If it was just me, I might want a bike that could go faster. Although Burgie has a top speed of 140 kph, for long distances I might prefer a top speed of 180, so that I could cruise reliably at the average speed of traffic out west, where the highest speed limit I saw was 75 mph, or 120 kph. And that's the posted speed limit, not the average speed of traffic. Also I like to go on freeways. With Burgie along, I tried to limit our cruising speed to 100 kph. I think the Vulcan could have managed 120 travelling alone, and there are many sport touring bikes that could comfortably average 160 all week long. But Mary Ann prefers to go slower and avoid the busy highways, and poke around the back roads. For that, and for city traffic, the Burgman was actually more than adequate.
The one weakness of Burgie's might be handling on loose gravel. Sometimes you get that in construction zones. My plan to handle that was to go in front and radio back any problem areas (potholes, deep gravel, slippery sections). But after the first shocker in Thunder Bay, we never had any really bad gravel again on this trip. And, anyway, most street bikes have a bit of a problem with loose gravel, not just Burgie.

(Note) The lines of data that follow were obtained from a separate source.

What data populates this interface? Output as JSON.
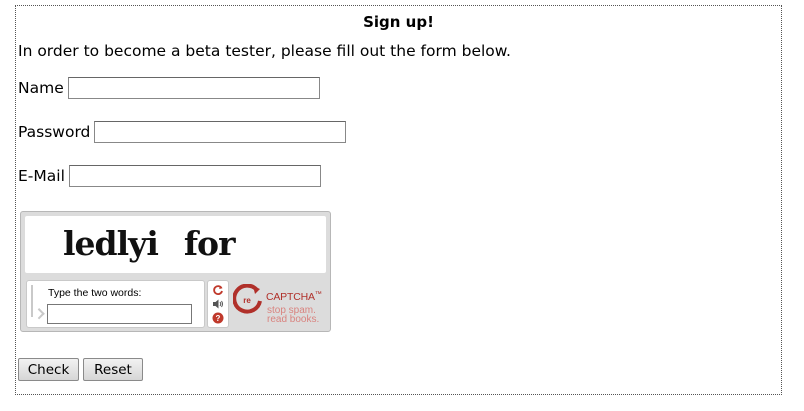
{
  "form": {
    "title": "Sign up!",
    "intro": "In order to become a beta tester, please fill out the form below.",
    "name_label": "Name",
    "name_value": "",
    "password_label": "Password",
    "password_value": "",
    "email_label": "E-Mail",
    "email_value": ""
  },
  "recaptcha": {
    "words": [
      "ledlyi",
      "for"
    ],
    "prompt": "Type the two words:",
    "response_value": "",
    "icons": [
      "refresh-icon",
      "audio-icon",
      "help-icon"
    ],
    "logo_prefix": "re",
    "logo_text": "CAPTCHA",
    "logo_tm": "™",
    "tagline_1": "stop spam.",
    "tagline_2": "read books.",
    "accent_color": "#b0302a"
  },
  "buttons": {
    "check_label": "Check",
    "reset_label": "Reset"
  }
}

At first I was a bit disappointed with the fact that Burgie's fuel range was less than the Vulcan's. But it could actually go about 300 km if you wanted to push it until it was running on fumes, and we finally got into a routine of gassing up whenever we found a convenient station after 200 km, and that worked well. The Vulcan can go up to 350-400 km before running dry, but I usually fill up at 300 when on my own.